The Washington Post is reporting that the Obama administration has rejected initial pleas from the State of California for U.S. Government aid. However, the post report reveals that Tim Geithner told California it must get its fiscal house in order, suggesting that aid would be forthcoming if it did so.

Doubt lingers as to whether Obama will come to California’s rescue. This can’t be good for the municipal bond market. And it also makes it clear that the U.S. Government is going to have to get its own house in order if it wants any credibility on the fiscal discipline score. Let’s see what that means in the weeks and months ahead.

Source
Calif. Aid Request Spurned By U.S. – Washington Post

7 Comments
  1. aitrader says

    Amazing – the top ten banks and AIG are “too big too fail” and get whatever funding they ask for, but the world’s tenth largest economy teetering on the brink of insolvency gets the federal government’s figurative middle digit.

    Just how is it that Obama & company calculates California’s solvency crisis won’t domino?

    1. Edward Harrison says

      aitrader, you point out something that I initially was not thinking about: this shows yet again differential treatment for financial services and everyone else. I agree that California’s problems will domino via the muni market and via the knock-on effect on employment and housing.

      Another question is: will the EU do the same i.e. let Ireland or Greece implode if and when they have the same types of problems. I reckon the Ireland question is going to present itself eventually given the course they are presently on.

  2. aitrader says

    I live in the EU and would add that I have very little faith in its cohesion to dampen this “downturn” with any substance when the choices become “which countries can we save and which must we cut loose.”

    Ireland and Spain may make the “save” list. I suspect most of the recent EU additions further East will not.

    The EU was always first and foremost about economics and an internal free-trade zone. The politics are really a corollary and modeled loosely on fuzzy European view of the U.S. To date no real test of the ECB has occured, this being the first.

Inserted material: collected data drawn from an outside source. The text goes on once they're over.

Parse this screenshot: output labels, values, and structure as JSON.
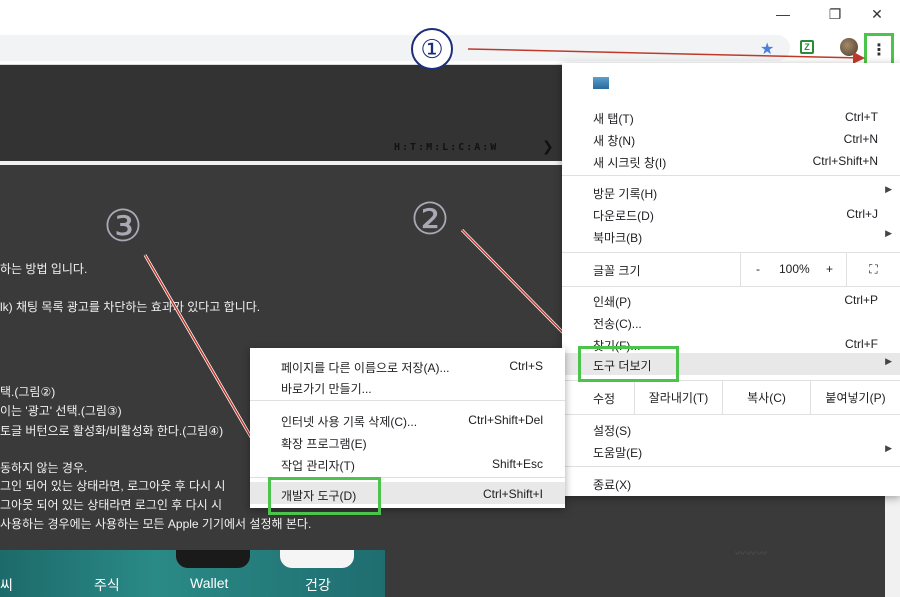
{
  "window": {
    "minimize": "—",
    "restore": "❐",
    "close": "✕"
  },
  "toolbar": {
    "star_icon": "star-icon",
    "kebab": "⋮"
  },
  "page": {
    "logo": "H:T:M:L:C:A:W",
    "lines": [
      "하는 방법 입니다.",
      "lk) 채팅 목록 광고를 차단하는 효과가 있다고 합니다.",
      "택.(그림②)",
      "이는 '광고' 선택.(그림③)",
      "토글 버턴으로 활성화/비활성화 한다.(그림④)",
      "동하지 않는 경우.",
      "그인 되어 있는 상태라면, 로그아웃 후 다시 시",
      "그아웃 되어 있는 상태라면 로그인 후 다시 시",
      "사용하는 경우에는 사용하는 모든 Apple 기기에서 설정해 본다."
    ],
    "apps": [
      "씨",
      "주식",
      "Wallet",
      "건강"
    ]
  },
  "annotations": {
    "step1": "①",
    "step2": "②",
    "step3": "③"
  },
  "menu": {
    "new_tab": {
      "label": "새 탭(T)",
      "shortcut": "Ctrl+T"
    },
    "new_window": {
      "label": "새 창(N)",
      "shortcut": "Ctrl+N"
    },
    "new_incognito": {
      "label": "새 시크릿 창(I)",
      "shortcut": "Ctrl+Shift+N"
    },
    "history": {
      "label": "방문 기록(H)"
    },
    "downloads": {
      "label": "다운로드(D)",
      "shortcut": "Ctrl+J"
    },
    "bookmarks": {
      "label": "북마크(B)"
    },
    "zoom": {
      "label": "글꼴 크기",
      "minus": "-",
      "value": "100%",
      "plus": "+"
    },
    "print": {
      "label": "인쇄(P)",
      "shortcut": "Ctrl+P"
    },
    "cast": {
      "label": "전송(C)..."
    },
    "find": {
      "label": "찾기(F)...",
      "shortcut": "Ctrl+F"
    },
    "more_tools": {
      "label": "도구 더보기"
    },
    "edit": {
      "label": "수정",
      "cut": "잘라내기(T)",
      "copy": "복사(C)",
      "paste": "붙여넣기(P)"
    },
    "settings": {
      "label": "설정(S)"
    },
    "help": {
      "label": "도움말(E)"
    },
    "exit": {
      "label": "종료(X)"
    }
  },
  "submenu": {
    "save_page": {
      "label": "페이지를 다른 이름으로 저장(A)...",
      "shortcut": "Ctrl+S"
    },
    "create_shortcut": {
      "label": "바로가기 만들기..."
    },
    "clear_data": {
      "label": "인터넷 사용 기록 삭제(C)...",
      "shortcut": "Ctrl+Shift+Del"
    },
    "extensions": {
      "label": "확장 프로그램(E)"
    },
    "task_manager": {
      "label": "작업 관리자(T)",
      "shortcut": "Shift+Esc"
    },
    "dev_tools": {
      "label": "개발자 도구(D)",
      "shortcut": "Ctrl+Shift+I"
    }
  },
  "colors": {
    "highlight": "#4cc34a",
    "page_bg": "#3a3a3a"
  }
}
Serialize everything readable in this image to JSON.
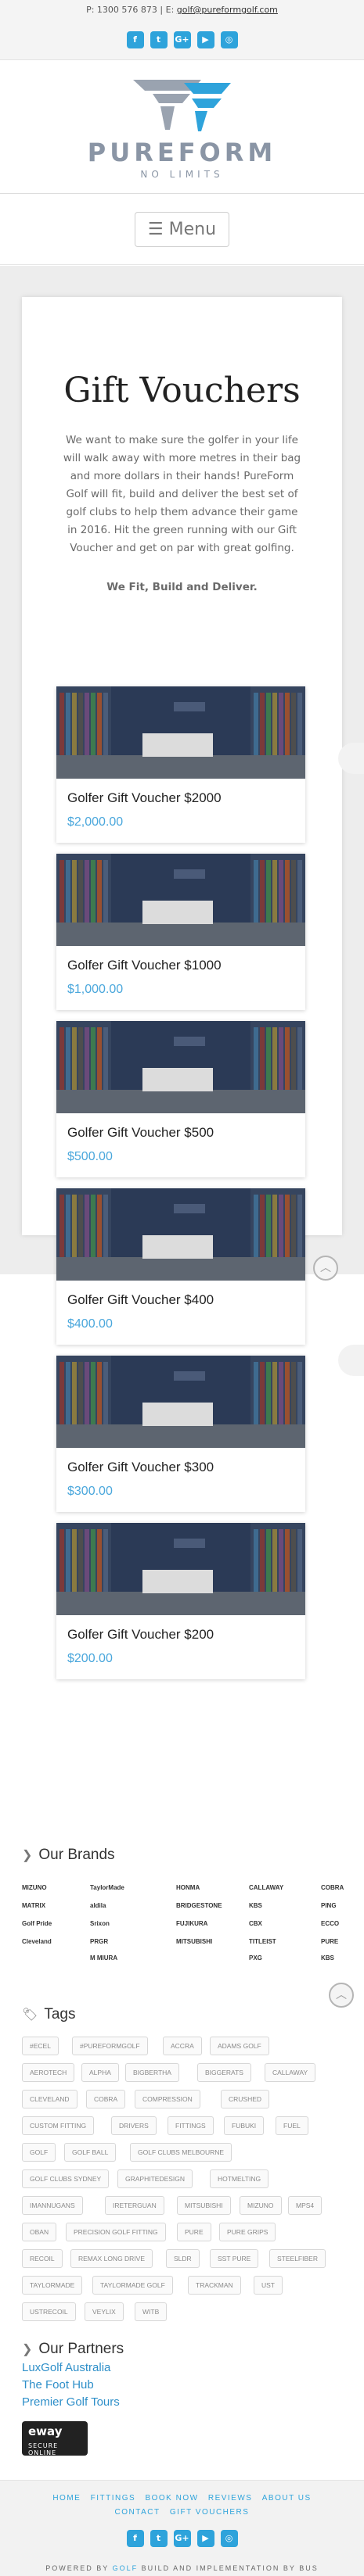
{
  "topbar": {
    "phone": "P: 1300 576 873",
    "separator": "|",
    "email_prefix": "E:",
    "email": "golf@pureformgolf.com"
  },
  "social": [
    {
      "name": "facebook-icon",
      "glyph": "f"
    },
    {
      "name": "twitter-icon",
      "glyph": "t"
    },
    {
      "name": "google-plus-icon",
      "glyph": "G+"
    },
    {
      "name": "youtube-icon",
      "glyph": "▶"
    },
    {
      "name": "instagram-icon",
      "glyph": "◎"
    }
  ],
  "logo": {
    "name": "PUREFORM",
    "tagline": "NO LIMITS"
  },
  "menu": {
    "glyph": "☰",
    "label": "Menu"
  },
  "page": {
    "title": "Gift Vouchers",
    "intro": "We want to make sure the golfer in your life will walk away with more metres in their bag and more dollars in their hands! PureForm Golf will fit, build and deliver the best set of golf clubs to help them advance their game in 2016. Hit the green running with our Gift Voucher and get on par with great golfing.",
    "tagline": "We Fit, Build and Deliver."
  },
  "products": [
    {
      "name": "Golfer Gift Voucher $2000",
      "price": "$2,000.00"
    },
    {
      "name": "Golfer Gift Voucher $1000",
      "price": "$1,000.00"
    },
    {
      "name": "Golfer Gift Voucher $500",
      "price": "$500.00"
    },
    {
      "name": "Golfer Gift Voucher $400",
      "price": "$400.00"
    },
    {
      "name": "Golfer Gift Voucher $300",
      "price": "$300.00"
    },
    {
      "name": "Golfer Gift Voucher $200",
      "price": "$200.00"
    }
  ],
  "brands": {
    "heading": "Our Brands",
    "items": [
      "MIZUNO",
      "TaylorMade",
      "HONMA",
      "CALLAWAY",
      "COBRA",
      "MATRIX",
      "aldila",
      "BRIDGESTONE",
      "KBS",
      "PING",
      "Golf Pride",
      "Srixon",
      "FUJIKURA",
      "CBX",
      "ECCO",
      "CleveIand",
      "PRGR",
      "MITSUBISHI",
      "TITLEIST",
      "PURE",
      "",
      "M MIURA",
      "",
      "PXG",
      "KBS"
    ]
  },
  "tags": {
    "heading": "Tags",
    "items": [
      "#ECEL",
      "#PUREFORMGOLF",
      "ACCRA",
      "ADAMS GOLF",
      "AEROTECH",
      "ALPHA",
      "BIGBERTHA",
      "BIGGERATS",
      "CALLAWAY",
      "CLEVELAND",
      "COBRA",
      "COMPRESSION",
      "CRUSHED",
      "CUSTOM FITTING",
      "DRIVERS",
      "FITTINGS",
      "FUBUKI",
      "FUEL",
      "GOLF",
      "GOLF BALL",
      "GOLF CLUBS MELBOURNE",
      "GOLF CLUBS SYDNEY",
      "GRAPHITEDESIGN",
      "HOTMELTING",
      "IMANNUGANS",
      "IRETERGUAN",
      "MITSUBISHI",
      "MIZUNO",
      "MPS4",
      "OBAN",
      "PRECISION GOLF FITTING",
      "PURE",
      "PURE GRIPS",
      "RECOIL",
      "REMAX LONG DRIVE",
      "SLDR",
      "SST PURE",
      "STEELFIBER",
      "TAYLORMADE",
      "TAYLORMADE GOLF",
      "TRACKMAN",
      "UST",
      "USTRECOIL",
      "VEYLIX",
      "WITB"
    ]
  },
  "partners": {
    "heading": "Our Partners",
    "items": [
      "LuxGolf Australia",
      "The Foot Hub",
      "Premier Golf Tours"
    ]
  },
  "eway": {
    "brand": "eway",
    "caption": "SECURE ONLINE"
  },
  "footer": {
    "nav_row1": [
      "HOME",
      "FITTINGS",
      "BOOK NOW",
      "REVIEWS",
      "ABOUT US"
    ],
    "nav_row2": [
      "CONTACT",
      "GIFT VOUCHERS"
    ],
    "powered_prefix": "POWERED BY",
    "powered_brand": "GOLF",
    "powered_suffix": "BUILD AND IMPLEMENTATION BY BUS"
  },
  "colors": {
    "accent": "#2ea3db",
    "price": "#4aa7dc",
    "logo": "#8a95a5"
  }
}
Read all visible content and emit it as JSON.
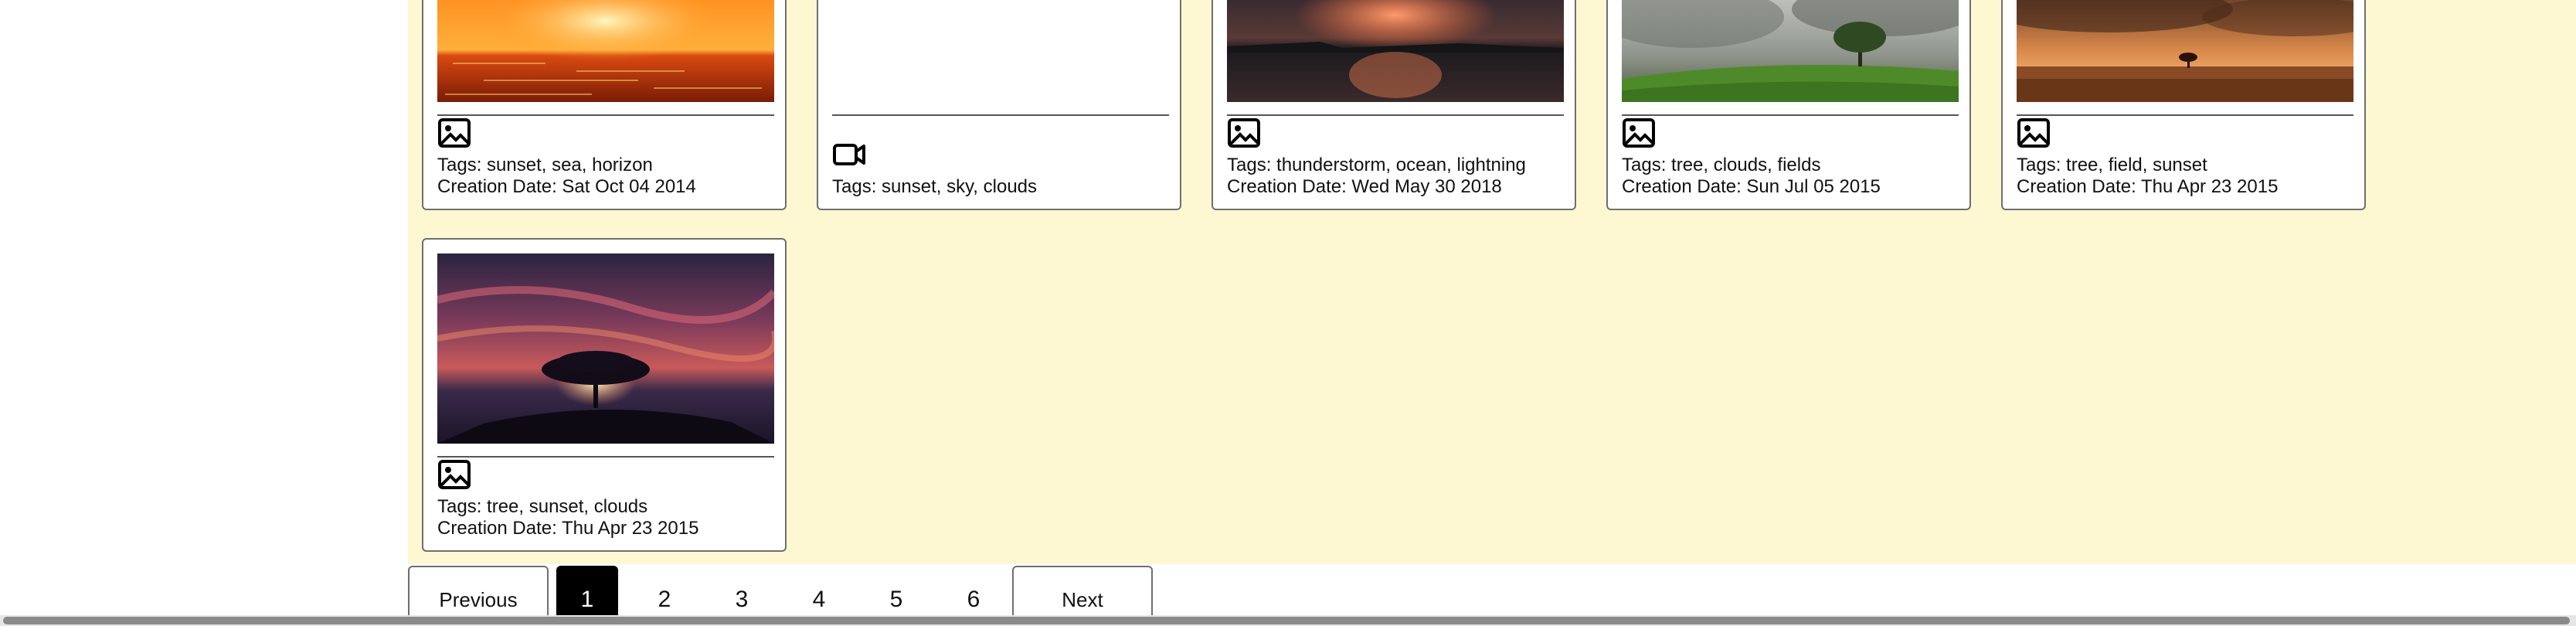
{
  "cards": [
    {
      "kind": "image",
      "icon": "image-icon",
      "tags": "Tags: sunset, sea, horizon",
      "date": "Creation Date: Sat Oct 04 2014"
    },
    {
      "kind": "video",
      "icon": "video-camera-icon",
      "tags": "Tags: sunset, sky, clouds"
    },
    {
      "kind": "image",
      "icon": "image-icon",
      "tags": "Tags: thunderstorm, ocean, lightning",
      "date": "Creation Date: Wed May 30 2018"
    },
    {
      "kind": "image",
      "icon": "image-icon",
      "tags": "Tags: tree, clouds, fields",
      "date": "Creation Date: Sun Jul 05 2015"
    },
    {
      "kind": "image",
      "icon": "image-icon",
      "tags": "Tags: tree, field, sunset",
      "date": "Creation Date: Thu Apr 23 2015"
    },
    {
      "kind": "image",
      "icon": "image-icon",
      "tags": "Tags: tree, sunset, clouds",
      "date": "Creation Date: Thu Apr 23 2015"
    }
  ],
  "pagination": {
    "previous_label": "Previous",
    "next_label": "Next",
    "pages": [
      "1",
      "2",
      "3",
      "4",
      "5",
      "6"
    ],
    "current_page": "1"
  },
  "colors": {
    "gallery_background": "#fdf8d2",
    "active_page": "#000000"
  }
}
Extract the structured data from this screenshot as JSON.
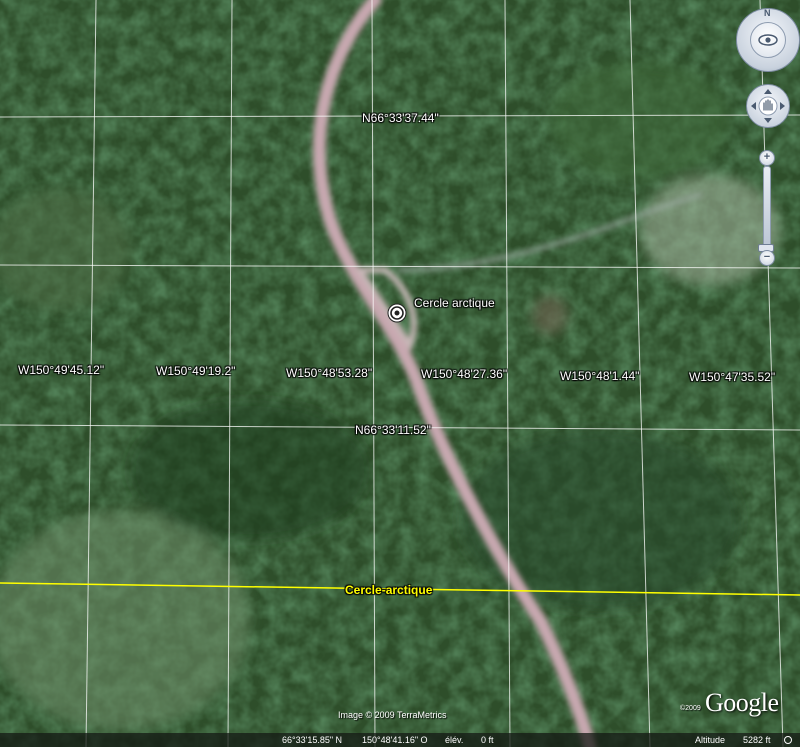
{
  "map": {
    "latitude_labels": [
      "N66°33'37.44\"",
      "N66°33'11.52\""
    ],
    "longitude_labels": [
      "W150°49'45.12\"",
      "W150°49'19.2\"",
      "W150°48'53.28\"",
      "W150°48'27.36\"",
      "W150°48'1.44\"",
      "W150°47'35.52\""
    ],
    "placemark": {
      "label": "Cercle arctique",
      "icon": "target-placemark-icon"
    },
    "circle_line": {
      "label": "Cercle-arctique",
      "color": "#ffff00"
    },
    "grid_color": "#ffffff",
    "road_color": "#c9a9b2"
  },
  "controls": {
    "north_label": "N",
    "zoom_in": "+",
    "zoom_out": "−",
    "zoom_level": 0.98
  },
  "attribution": {
    "imagery": "Image © 2009 TerraMetrics",
    "year": "©2009",
    "logo": "Google"
  },
  "status": {
    "latitude": "66°33'15.85\" N",
    "longitude": "150°48'41.16\" O",
    "elevation_label": "élév.",
    "elevation_value": "0 ft",
    "altitude_label": "Altitude",
    "altitude_value": "5282 ft"
  }
}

If I were a betting man my money would not be wagered on the ECB or even the EU union itself surviving this – or at least surviving as we understand the EU today.

    I believe it will either move toward more central control, just as the US did after its Articles of Confederation failed, or – more likely – it will splinter and cede much of its current centralzed control to the member countries, some of whom will no longer be EU members after the dust settles.

    1. Edward Harrison says

      aitrader, interesting thesis. this is indeed a first test for the ECB. Obviously, anything could happen but your expectation of centralization is as good a theory as any. I just linked out to an FT article which reminds us that the British and others are going to be very resistant to that sort of thing. If we do get any centralization, you can count the Brits out.